In this world, inflation is not a transitory phenomenon.
It’s a global problem.
Because central bankers thought the inflation they were seeing was a transitory phenomenon, they did not act soon enough to tackle the problem.
And, it seems to me that every central bank in the world is “behind” in solving the problems they currently face.
Central banks are “behind the curve” and most of them, including the Federal Reserve in the United States, are beginning to realize that they are “behind the curve” and need to take significant action or, at least, relatively large ones by significantly increasing their key interest rates and shrinking their balance sheets.
If everyone jumps on the bandwagon and takes meaningful action to reduce their own inflation problems, then we could see a significant withdrawal of liquidity from financial markets.
It wouldn’t be good.
Looking at this situation, I can see central banks raising their key interest rates, but I don’t see them making major reductions in their balance sheets.
The reason for this is that most central banks do not recognize or admit the fact that they overreacted to the spread of the Covid-19 pandemic and injected far too many bank reserves into the banking system. in 2020 and 2021.
This is a major concern of Mohamed El-Erian, who wrote a major article on the current central banking dilemma in the Financial Times on Monday morning.
By not accepting the mistakes made during the 2020-2021 period of monetary expansion, the Federal Reserve and other central banks are unable to undo some of the actions that were taken then.
Mr. El-Erian believes that central banks need to observe, absorb and come to terms with the fact that some things that were done during the critical period of the pandemic need to be reversed.
And that answer could end up being a bigger job than many central bankers are willing to take on.
Policy makers face a huge problem.
Perhaps the biggest component of the problem is global inflation which has now taken over the globe.
But, the monetary issue is simple: as noted above, the world is awash with cash.
Central banks must step up and admit the excessive injection of money into the global economic engine.

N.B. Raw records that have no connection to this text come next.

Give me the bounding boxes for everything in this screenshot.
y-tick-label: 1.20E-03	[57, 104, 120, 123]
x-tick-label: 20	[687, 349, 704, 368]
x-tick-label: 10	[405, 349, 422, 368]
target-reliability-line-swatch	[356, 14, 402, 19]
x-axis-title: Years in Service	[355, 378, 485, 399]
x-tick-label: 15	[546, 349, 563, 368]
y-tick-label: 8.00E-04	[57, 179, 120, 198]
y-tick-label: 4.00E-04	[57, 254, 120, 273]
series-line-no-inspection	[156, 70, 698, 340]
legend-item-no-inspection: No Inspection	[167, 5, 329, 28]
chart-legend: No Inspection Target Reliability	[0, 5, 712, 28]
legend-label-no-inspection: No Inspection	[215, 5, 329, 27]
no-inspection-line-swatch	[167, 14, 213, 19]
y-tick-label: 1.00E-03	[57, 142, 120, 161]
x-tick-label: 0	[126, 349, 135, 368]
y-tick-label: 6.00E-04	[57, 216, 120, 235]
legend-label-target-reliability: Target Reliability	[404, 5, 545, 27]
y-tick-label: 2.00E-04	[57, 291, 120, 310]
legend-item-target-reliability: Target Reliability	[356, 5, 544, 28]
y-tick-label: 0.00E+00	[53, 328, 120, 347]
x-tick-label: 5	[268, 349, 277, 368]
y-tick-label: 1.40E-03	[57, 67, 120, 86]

While at the time the central banks were pumping all the money into the banking system, they wanted to make sure that they always erred in monetary excess. And, they did.
But now is the flip side. There is far too much cash in the world.
And inflation will be guaranteed by this money.
So, sooner or later, central banks will have to “shrink” cash balances.
Yes, central banks are going to have to raise interest rates.
But, let’s say the Bank of England raises short-term interest rates to 4.2% and inflation is in the double digits.
Is this a “restrictive” interest rate?
It seems to me that the real interest rate is still in negative territory.
This, the Bank of England will have to overcome.
The fact is that inflation is not just a problem in the United States.
And it’s not just a problem for the Federal Reserve.
This only increases the complexity of the world out of balance I have tried to draw attention to.